Google has already reached an agreement with at least one cloud provider—London-based Fluidstack—which will host Google’s Tensor Processing Units (TPUs) in its New York data center.

The company has also attempted to strike similar deals with other Nvidia-dependent cloud service providers, including Crusoe, which builds Nvidia-based data centers for OpenAI, and CoreWeave, which leases Nvidia chips to Microsoft while also signing rental agreements with OpenAI.
It is not yet clear why Google has, for the first time, decided to deploy TPU chips to third-party data centers. One reason could be that its own data center construction is lagging behind chip demand. Another possibility is that Google hopes these providers can help expand the TPU customer base—such as AI application developers.
This model is quite similar to the business practice of leasing Nvidia GPUs, putting Google in more direct competition with Nvidia.
Either way, deploying TPUs in other providers’ facilities could reduce reliance on Nvidia GPUs.

Gil Luria, an analyst at investment bank DA Davidson, noted that cloud providers and major AI developers are increasingly interested in using TPUs to reduce dependency on Nvidia. “Nobody likes being tied to a single source when it comes to critical infrastructure,” he said.
Google Woos Nvidia’s Allies to Intensify Competition
Market analysts believe Google is attempting to attract Nvidia’s closest partners—emerging cloud providers that almost exclusively rent Nvidia chips and are more willing than traditional providers to purchase Nvidia’s full range of products. Nvidia has invested in and taken stakes in several of these companies, also supplying them with its most in-demand chips.
Google began developing TPU chips about a decade ago, primarily to support its own AI technologies such as the Gemini large language model. Over time, it has also rented TPUs to external customers.
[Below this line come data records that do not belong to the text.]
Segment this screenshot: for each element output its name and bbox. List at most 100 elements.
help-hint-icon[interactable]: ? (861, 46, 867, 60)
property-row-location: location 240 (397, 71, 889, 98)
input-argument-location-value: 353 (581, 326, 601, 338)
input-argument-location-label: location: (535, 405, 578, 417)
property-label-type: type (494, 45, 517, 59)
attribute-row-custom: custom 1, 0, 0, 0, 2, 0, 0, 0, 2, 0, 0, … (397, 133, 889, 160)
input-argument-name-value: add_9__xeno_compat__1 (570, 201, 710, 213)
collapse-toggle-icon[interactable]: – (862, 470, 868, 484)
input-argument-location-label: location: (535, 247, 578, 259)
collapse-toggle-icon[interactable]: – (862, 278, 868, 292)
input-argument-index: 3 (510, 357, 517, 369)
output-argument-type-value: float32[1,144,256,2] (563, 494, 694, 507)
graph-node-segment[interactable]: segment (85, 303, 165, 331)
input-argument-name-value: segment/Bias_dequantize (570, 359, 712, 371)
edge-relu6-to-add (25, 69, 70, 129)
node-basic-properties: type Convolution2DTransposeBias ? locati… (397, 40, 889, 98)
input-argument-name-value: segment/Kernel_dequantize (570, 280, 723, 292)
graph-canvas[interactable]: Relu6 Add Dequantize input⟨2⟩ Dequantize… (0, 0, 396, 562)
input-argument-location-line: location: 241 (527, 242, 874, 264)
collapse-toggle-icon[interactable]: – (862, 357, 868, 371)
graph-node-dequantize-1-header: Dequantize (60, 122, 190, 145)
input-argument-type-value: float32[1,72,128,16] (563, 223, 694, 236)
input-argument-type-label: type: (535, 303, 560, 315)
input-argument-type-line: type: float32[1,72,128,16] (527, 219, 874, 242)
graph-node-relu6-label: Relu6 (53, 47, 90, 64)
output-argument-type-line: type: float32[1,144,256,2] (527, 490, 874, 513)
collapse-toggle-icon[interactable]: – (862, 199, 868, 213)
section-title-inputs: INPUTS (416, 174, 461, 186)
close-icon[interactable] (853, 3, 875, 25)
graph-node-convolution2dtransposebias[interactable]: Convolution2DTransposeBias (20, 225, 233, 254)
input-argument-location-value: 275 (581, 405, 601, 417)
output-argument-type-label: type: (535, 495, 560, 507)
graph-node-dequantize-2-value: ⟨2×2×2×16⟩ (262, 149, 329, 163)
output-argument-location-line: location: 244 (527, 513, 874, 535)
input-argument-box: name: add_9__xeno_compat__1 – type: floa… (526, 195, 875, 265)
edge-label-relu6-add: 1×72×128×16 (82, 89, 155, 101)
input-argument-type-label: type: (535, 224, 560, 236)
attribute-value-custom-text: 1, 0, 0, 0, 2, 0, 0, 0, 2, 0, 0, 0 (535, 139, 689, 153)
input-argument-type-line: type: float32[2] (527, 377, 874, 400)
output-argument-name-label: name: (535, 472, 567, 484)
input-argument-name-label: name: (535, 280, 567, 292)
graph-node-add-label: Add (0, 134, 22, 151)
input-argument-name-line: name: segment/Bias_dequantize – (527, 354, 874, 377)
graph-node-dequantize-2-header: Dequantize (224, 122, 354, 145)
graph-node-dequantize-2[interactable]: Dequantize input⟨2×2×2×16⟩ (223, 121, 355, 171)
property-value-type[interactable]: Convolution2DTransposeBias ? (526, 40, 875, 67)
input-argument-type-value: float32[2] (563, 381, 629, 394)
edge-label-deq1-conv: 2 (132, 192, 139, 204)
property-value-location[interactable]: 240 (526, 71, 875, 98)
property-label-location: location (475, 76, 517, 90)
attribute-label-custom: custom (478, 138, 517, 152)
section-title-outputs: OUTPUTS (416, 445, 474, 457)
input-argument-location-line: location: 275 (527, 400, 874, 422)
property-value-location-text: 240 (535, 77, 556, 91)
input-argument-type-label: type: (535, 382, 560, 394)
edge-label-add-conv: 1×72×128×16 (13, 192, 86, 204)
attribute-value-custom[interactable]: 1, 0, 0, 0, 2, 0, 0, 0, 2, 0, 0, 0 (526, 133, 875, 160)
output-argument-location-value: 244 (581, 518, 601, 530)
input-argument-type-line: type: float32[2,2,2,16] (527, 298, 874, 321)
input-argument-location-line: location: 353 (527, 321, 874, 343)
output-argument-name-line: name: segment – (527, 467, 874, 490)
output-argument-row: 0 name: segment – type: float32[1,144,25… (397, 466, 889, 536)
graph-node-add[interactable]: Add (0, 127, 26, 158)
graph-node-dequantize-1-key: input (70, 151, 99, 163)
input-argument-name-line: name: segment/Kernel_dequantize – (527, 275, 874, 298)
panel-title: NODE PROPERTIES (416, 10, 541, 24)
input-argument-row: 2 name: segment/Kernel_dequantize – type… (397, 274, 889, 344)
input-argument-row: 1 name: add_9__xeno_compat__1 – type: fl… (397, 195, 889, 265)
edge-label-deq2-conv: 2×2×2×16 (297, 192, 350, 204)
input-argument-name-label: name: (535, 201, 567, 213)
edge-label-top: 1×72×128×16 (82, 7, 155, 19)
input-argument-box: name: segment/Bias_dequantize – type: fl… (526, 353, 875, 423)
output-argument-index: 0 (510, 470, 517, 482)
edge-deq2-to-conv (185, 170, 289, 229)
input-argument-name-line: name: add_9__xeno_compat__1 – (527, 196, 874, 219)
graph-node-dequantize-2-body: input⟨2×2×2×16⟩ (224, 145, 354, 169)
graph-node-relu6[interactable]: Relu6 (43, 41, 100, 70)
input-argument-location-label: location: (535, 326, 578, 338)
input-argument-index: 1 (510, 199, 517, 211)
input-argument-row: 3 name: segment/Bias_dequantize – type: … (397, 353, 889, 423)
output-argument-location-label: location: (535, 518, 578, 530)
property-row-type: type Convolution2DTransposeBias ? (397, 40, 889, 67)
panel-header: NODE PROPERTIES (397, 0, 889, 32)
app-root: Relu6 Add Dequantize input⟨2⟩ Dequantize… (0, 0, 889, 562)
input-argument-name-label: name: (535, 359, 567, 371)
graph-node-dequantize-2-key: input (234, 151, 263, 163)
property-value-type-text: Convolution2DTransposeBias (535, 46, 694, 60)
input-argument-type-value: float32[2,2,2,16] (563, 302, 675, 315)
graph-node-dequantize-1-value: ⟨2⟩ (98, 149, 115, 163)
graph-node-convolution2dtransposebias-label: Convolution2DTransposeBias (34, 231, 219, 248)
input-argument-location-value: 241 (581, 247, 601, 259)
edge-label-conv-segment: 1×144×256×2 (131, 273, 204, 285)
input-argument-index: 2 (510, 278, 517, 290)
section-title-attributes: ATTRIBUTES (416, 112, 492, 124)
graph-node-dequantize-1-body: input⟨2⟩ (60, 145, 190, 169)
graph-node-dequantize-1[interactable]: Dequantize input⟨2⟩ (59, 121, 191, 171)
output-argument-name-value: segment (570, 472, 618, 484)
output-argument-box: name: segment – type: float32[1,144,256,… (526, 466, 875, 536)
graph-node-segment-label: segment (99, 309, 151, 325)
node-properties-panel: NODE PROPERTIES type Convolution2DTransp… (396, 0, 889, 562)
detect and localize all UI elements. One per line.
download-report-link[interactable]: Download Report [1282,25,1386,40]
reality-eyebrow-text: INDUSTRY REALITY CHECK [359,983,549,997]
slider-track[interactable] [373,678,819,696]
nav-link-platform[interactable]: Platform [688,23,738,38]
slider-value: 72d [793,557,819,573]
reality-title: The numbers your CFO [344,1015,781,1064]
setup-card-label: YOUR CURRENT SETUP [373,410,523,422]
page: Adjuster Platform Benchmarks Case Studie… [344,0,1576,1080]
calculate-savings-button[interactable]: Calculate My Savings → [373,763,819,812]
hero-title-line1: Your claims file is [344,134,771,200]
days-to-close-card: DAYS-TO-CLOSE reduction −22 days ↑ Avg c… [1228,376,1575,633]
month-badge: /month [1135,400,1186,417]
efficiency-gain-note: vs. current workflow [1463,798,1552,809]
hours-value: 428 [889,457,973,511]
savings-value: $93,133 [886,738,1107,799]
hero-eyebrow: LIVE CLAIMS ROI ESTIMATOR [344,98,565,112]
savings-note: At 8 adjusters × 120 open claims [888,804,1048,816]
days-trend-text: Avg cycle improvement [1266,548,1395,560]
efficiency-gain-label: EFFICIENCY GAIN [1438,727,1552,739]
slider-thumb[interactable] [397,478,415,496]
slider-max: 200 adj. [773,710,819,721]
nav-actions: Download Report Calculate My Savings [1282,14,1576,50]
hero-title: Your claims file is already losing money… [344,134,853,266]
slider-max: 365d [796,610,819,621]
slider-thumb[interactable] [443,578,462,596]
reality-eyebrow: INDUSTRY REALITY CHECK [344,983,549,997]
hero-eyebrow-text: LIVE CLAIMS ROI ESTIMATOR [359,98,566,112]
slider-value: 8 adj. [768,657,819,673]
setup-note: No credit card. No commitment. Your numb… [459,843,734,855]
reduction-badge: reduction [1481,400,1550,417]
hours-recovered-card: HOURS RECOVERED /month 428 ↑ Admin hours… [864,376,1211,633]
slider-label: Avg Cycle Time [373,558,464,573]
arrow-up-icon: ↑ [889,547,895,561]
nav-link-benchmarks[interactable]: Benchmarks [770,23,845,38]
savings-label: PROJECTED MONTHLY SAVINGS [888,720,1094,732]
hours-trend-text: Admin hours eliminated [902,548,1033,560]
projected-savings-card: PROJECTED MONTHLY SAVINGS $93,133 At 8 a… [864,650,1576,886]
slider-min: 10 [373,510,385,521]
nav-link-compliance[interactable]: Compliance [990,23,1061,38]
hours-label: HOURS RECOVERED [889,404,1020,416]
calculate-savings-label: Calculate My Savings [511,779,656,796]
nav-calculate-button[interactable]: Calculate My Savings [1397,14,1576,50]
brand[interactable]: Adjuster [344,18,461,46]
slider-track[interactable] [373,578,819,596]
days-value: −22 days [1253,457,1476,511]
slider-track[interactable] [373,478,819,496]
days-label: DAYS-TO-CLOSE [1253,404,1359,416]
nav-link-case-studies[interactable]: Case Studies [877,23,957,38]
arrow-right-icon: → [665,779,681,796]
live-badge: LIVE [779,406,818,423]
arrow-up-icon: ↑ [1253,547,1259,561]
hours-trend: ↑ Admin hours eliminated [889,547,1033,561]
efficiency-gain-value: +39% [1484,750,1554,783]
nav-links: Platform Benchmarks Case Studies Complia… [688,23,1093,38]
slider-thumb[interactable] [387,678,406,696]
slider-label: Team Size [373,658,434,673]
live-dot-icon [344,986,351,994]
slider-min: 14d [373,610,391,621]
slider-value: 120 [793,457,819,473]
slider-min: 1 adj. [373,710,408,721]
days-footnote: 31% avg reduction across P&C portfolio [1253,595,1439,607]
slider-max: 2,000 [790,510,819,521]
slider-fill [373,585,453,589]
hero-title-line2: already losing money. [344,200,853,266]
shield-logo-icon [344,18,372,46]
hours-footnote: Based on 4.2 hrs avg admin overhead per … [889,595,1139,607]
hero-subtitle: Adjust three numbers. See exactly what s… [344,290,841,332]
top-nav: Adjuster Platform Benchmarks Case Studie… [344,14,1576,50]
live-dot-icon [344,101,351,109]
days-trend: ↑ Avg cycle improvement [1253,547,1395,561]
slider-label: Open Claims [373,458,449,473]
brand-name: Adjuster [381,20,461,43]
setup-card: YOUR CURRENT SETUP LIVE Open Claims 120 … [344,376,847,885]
In June, OpenAI rented Google’s TPUs to power ChatGPT and other products—marking its first large-scale use of non-Nvidia chips. This arrangement helped OpenAI reduce reliance on Microsoft’s data centers while giving Google an opportunity to challenge Nvidia’s dominance in the GPU market. OpenAI also hopes TPUs rented via Google Cloud will help lower inference computing costs.
Beyond OpenAI, Apple, Safe Superintelligence, and Cohere have also rented Google Cloud TPUs, partly because some of their employees previously worked at Google and are familiar with how TPUs function.

Google executives have been discussing strategies to increase TPU-related revenue while reducing dependence on costly Nvidia chips. To win over smaller cloud providers, Google is even willing to offer financial backing: if Fluidstack struggles to cover its New York data center leasing costs, Google will provide up to $3.2 billion in support.
Nvidia CEO Jensen Huang, however, has been dismissive of TPUs, stating that AI application developers prefer GPUs due to their versatility and Nvidia’s powerful software ecosystem supporting them.